Гудки. Облаву на него устроить? Ну уж нет. Сам лезет в петлю. По заявкам радиослушателей следователь Мукаев один, но с оружием. Хана тебе, Илюша Сидорчук. Теперь уже точно: хана.
— Ваня, кто это? — Зоя приподнимается на локте.
— Никто. Спи.
— Только ты смотри, Ванечка: я без тебя умру.
— Ну-ну. Умрешь. Еще и замуж выйдешь.
— Не говори так! Не смей!
— Зоя, я плохой человек. — Почему это в самые ответственные моменты жизни лезет из него эта патетика? Ну откуда? Как в плохом кино. И речи его глупые. И сам он какой-то дефективный. Но Зоя словно не замечает:
— А мне все равно, плохой или хороший. Любят не за это.
— А за что?
— Просто любят.
— Ты спи, Зоя. Спи. Это не страшно, — поцеловал сначала карий глаз, потом голубой. Ее ресницы щекотали губы.
— А гроза?
— Пройдет и гроза.
Зоя прижалась к его плечу, затихла. Грохот теперь уже был тише, дальше. Дождь, который уже с час редко, осторожно, словно птица по зернышку, тюкал железный карниз, обрушился вдруг стеной, и всю ночь за окнами был его непрерывный, настойчивый шелест.
Около семи часов вечера
Весь день дождь так и шел непрерывно, стеной. Будто поставил себе задачу выдать за сутки месячную норму. В центре города по улицам текли самые настоящие реки, тем более что центр этот находился как бы в котловане, на дне гигантской чаши. Сюда, на дно, словно со стенок, стекала вода с холма, где находился ресторан «Девятый вал», из нового микрорайона, из Нахаловки, тоже расположенной на возвышении, короче, со всей округи.
За весь этот день он никому, даже капитану Свистунову, не сказал, что встречается вечером с Сидорчуком. Того уже искали повсюду. Клеили ориентировки по городу, на щитах с объявлениями, но невозможно было разобрать ни буквы, потому что по стеклу, прикрывавшему бумагу, непрерывно лупил дождь.
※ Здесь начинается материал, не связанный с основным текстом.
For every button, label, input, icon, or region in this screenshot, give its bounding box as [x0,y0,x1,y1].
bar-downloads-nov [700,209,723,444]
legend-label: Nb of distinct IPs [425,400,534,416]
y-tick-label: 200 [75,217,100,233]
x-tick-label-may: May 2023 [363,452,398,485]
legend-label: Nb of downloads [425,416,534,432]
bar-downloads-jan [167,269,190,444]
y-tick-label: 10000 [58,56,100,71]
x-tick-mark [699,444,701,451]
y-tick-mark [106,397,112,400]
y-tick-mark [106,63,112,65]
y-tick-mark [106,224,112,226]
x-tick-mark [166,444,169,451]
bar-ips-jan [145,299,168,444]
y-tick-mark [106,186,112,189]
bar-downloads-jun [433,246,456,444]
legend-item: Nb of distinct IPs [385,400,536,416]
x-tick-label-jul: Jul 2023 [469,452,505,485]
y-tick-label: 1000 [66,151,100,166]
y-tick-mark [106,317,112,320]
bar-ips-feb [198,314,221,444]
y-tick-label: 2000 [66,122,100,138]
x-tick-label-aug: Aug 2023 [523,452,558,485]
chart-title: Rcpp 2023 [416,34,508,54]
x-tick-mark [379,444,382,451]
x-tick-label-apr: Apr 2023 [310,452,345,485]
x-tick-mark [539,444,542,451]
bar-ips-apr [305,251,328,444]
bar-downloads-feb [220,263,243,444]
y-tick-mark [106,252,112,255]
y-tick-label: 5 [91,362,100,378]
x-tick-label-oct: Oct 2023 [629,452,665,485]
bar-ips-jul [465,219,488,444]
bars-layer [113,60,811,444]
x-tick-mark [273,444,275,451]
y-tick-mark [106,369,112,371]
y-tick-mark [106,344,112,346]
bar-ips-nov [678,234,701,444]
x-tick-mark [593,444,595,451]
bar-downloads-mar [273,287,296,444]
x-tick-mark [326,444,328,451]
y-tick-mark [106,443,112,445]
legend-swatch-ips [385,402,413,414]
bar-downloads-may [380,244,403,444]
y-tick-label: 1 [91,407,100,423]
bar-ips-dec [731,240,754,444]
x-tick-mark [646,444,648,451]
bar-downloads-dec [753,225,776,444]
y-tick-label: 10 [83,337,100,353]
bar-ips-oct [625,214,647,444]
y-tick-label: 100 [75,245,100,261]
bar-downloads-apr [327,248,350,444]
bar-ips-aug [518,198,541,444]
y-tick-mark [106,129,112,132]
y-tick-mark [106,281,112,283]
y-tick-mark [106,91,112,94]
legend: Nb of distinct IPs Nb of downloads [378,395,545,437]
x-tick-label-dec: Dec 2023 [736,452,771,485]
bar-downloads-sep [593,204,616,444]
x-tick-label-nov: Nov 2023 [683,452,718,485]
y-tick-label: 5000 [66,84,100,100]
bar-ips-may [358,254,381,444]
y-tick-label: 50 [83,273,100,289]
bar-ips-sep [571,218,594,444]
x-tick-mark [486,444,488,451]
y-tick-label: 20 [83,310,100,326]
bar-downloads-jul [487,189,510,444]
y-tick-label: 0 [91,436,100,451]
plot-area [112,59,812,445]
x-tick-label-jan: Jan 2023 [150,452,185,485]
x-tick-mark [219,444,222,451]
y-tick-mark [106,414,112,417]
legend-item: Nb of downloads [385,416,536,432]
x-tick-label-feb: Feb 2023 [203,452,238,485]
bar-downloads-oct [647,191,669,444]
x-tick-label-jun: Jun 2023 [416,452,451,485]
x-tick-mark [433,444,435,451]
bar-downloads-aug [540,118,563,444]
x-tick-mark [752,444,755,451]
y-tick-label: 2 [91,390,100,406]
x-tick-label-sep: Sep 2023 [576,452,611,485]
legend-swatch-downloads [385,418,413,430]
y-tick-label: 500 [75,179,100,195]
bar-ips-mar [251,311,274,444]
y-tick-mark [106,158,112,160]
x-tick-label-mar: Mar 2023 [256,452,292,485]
В шесть часов вечера он, следователь Мукаев, положил на стол пистолет, с тайной брезгливостью заставил себя его осмотреть. В барабане было два патрона. Всего. Коробку с патронами он искать не стал, решил, что два будет достаточно. Взял пистолет в руку, попробовал прицелиться. Подержав оружие в руке, понял, что знает, как это делается. Знает, как стреляют. Знает, как стреляют в людей.
Больше он ни о чем не стал думать, положил пистолет в карман пиджака, взял черный мужской зонт со стола и ключи от своего кабинета. Все выглядело буднично и до омерзения просто. Минут двадцать он ходил по кабинету с пистолетом в кармане и с зонтом в руке. Ходил и смотрел на часы. Без двадцати семь открыл дверь и переступил через порог.
На улице было не пасмурно — мрачно. Ноги моментально промокли, по черному зонту хлестал дождь. Пока шел к Нахаловке, думал только о сырых ногах и о мерзкой погоде. Знакомая улица как будто вымерла. Ночью порывы ветра выдернули с корнем несколько деревьев, порвали провода, пленку на парниках, в одном из аккуратных садиков, мимо которых он проходил, опрокинул резную беседку.